I listened to a Washington Post podcast titled The fight for the soul of America’s political parties. It parsed a great many aspects of what it means to be a Republican or Democrat, including historic backgrounds and past fluctuations in party loyalties.
And I’m bemused because it was well researched, wonderfully presented and entirely missed the point.
We have a president nobody expected to win, particularly his own Republican party. He lost the popular vote by three million votes. In my lifetime, that’s the first time we elected a president no one wanted. And he seems well on his way to re-election.
No one seems to understand the Trump phenomenon and that’s the part that fascinates me.
This will be my 15th presidential contest. Those elections gave us some outstanding leaders, some who failed to live up to expectation and a few who were just plain awful.
But we’ve never had a president like this one. I’ve seen presidents hotly debated by critics and three who were impeached—which I suppose says something about our national choices. But I have never seen a president so roundly ridiculed on comedy shows, so regularly and accurately accused of outright lies and so willing to continue populist campaign rallies during his presidency.
This one knows more than his generals, understands the law better than his Department of Justice and announces diplomatic policy, cabinet firings and war policy on Twitter.
You might expect, after all that premise, I have a take on it. So you will understand me better, I’ve always voted a split-ticket and have given my vote to both parties—not always equally, but as impartially as I could manage.
I understand Trump voters and do not think they are collectively nuts, nor do I feel Bernie Sanders or Joe Biden will cure all ills.
We’re more partisan than ever before in my memory, although that’s been steadily on the rise ever since Ronald Reagan. Hold your prejudice, I voted for the fucker—twice. He embodied all aspects of the 1984 Sade song Smooth Operator:
“Melts all your memories and change into gold
His eyes are like angels but his heart is cold
No need to ask, he's a smooth operator…”
He and British Prime Minister Margaret Thatcher might have been twins joined at the hip for their political aspirations, but that’s a conversation for another time. Suffice it to say both Great Britain and America have since engaged in a mutual chase down the social and political rabbit-hole.
But the conversation at hand is the soul of America’s political parties. Reminds me of the Atheist’s Pledge:
“Dear God, if there is a god, save my soul, if I have a soul.”
Reagan not only captured the presidency for two terms, he scared the bejesus out of the Democratic Party. They not only fell under his spell, they emulated his policies.
Busting unions was clearly not good for the working classes, but they raised not a whimper when he sent all the air traffic controllers home. Trickle-down economics was a proven fraud, but Democrats climbed on board. Free Trade agreements sounded great on paper and in the spoken word, but any economist (other than the Milton Freeman crowd) knew they were another way to take what was left of American industry, wrap it up, put a bow on it and ship it off to whatever third-world country offered slave wages.
Meanwhile, with a Democrat House and a Republican Senate, Congress went merrily ahead on a plan to slip all business controls out of the governmental tool-boxes, guaranteeing the rich would get richer and the poor teach the third-world how to do their jobs.

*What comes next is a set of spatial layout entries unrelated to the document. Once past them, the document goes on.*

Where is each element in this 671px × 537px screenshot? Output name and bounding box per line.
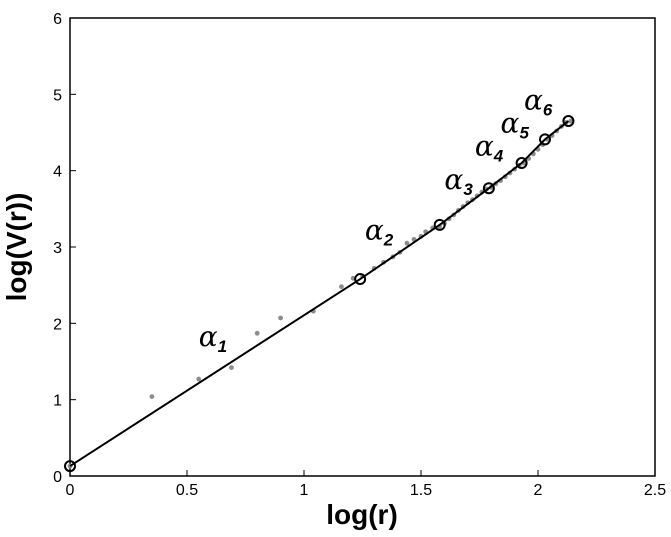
x-tick-label: 1.5	[410, 482, 432, 499]
x-tick-label: 0.5	[176, 482, 198, 499]
breakpoint-markers	[64, 115, 575, 473]
x-tick-label: 2	[534, 482, 543, 499]
segment-label: α6	[524, 84, 553, 120]
y-tick-label: 5	[53, 87, 62, 104]
breakpoint-marker	[433, 218, 446, 231]
segment-label: α5	[501, 107, 530, 143]
segment-label: α2	[365, 213, 394, 249]
scatter-point	[404, 240, 410, 246]
segment-label: α1	[199, 320, 227, 356]
scatter-point	[229, 365, 234, 371]
scatter-point	[568, 118, 574, 124]
breakpoint-marker	[539, 133, 552, 146]
y-axis: 0 1 2 3 4 5 6	[53, 11, 76, 486]
y-tick-label: 3	[53, 240, 62, 257]
segment-label: α4	[475, 129, 504, 165]
scatter-point	[196, 376, 202, 382]
scatter-point	[254, 330, 260, 336]
breakpoint-marker	[562, 115, 575, 128]
x-tick-label: 2.5	[644, 482, 666, 499]
breakpoint-marker	[482, 182, 495, 195]
scatter-point	[339, 284, 344, 290]
breakpoint-marker	[64, 460, 76, 473]
x-tick-label: 1	[300, 482, 309, 499]
plot-area	[69, 17, 656, 477]
x-tick-label: 0	[66, 482, 75, 499]
x-axis-label: log(r)	[326, 499, 398, 530]
segment-label: α3	[444, 163, 473, 199]
scatter-point	[278, 315, 283, 321]
y-axis-label: log(V(r))	[1, 193, 32, 302]
y-tick-label: 6	[53, 11, 62, 28]
x-axis: 0 0.5 1 1.5 2 2.5	[66, 470, 666, 499]
scatter-point	[149, 394, 155, 400]
y-tick-label: 1	[53, 393, 62, 410]
y-tick-label: 2	[53, 316, 62, 333]
breakpoint-marker	[515, 157, 528, 170]
y-tick-label: 4	[53, 164, 62, 181]
y-tick-label: 0	[53, 469, 62, 486]
fit-line	[69, 120, 570, 467]
breakpoint-marker	[354, 273, 367, 286]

Essentially, Democrats and Republicans alike shared in both the reasons and party rewards that screwed American workers and left them on their backs with their legs spread for the past 40 years.
Understandably, they’re tired of that shit. Also understandably, if you care to take the time to understand it, they quite accurately saw Hillary and all of the Republicans except Trump, as four or eight more years of the same shit.
Donald promised to drain the swamp. His voters didn’t so much care about the swamp—Washington had been a swamp as long as they could remember—they wanted the system broken. Not only that, they want working class equity, their old jobs back and the assholes on Wall Street to begin paying their taxes. Automatic deductions are getting their taxes and they’re tired of carrying the load.
Who can possibly blame them?
Yet in the bubble that is Washington, Democrats have chosen to frame the November election as defeating Donald Trump at any cost. They’re going to get their ass handed to them.
Bernie had the message they wanted to hear and so did Liz Warren. But Bernie is too angry and ‘socialism’ still too toxic a word in America.
So the misguided Democrat majority in the Primaries did what they’ve been best at for 40 years—curled up in a fetal position, stuck their thumbs in their tiny little mouths and voted for Joe Biden. Good old Joe, who can no longer get a coherent sentence out of his mouth, even with a teleprompter and scares the shit out of no one.
Trump will have him for lunch and still have room for several cheeseburgers. And Wall Street is ecstatic—“Hey guys, business as usual again and ain’t it grand?”
Elizabeth Warren having been squeezed over to the curb and forced into the bushes is a great disappointment to me.
Not because I hate Trump, since I don’t. But for the reason that we have forgotten that kicking the other guy in the balls is not a political platform.
There is real work to be done in America that’s been ignored while we pissed away our fortunes and reputation in the Far and Middle East. It’s as though the breath had been sucked out of us and we’re flopping like fish on the bottom of the boat.
Trump voters know who’s boat that is. Democrats, I fear, don’t even know there is a boat.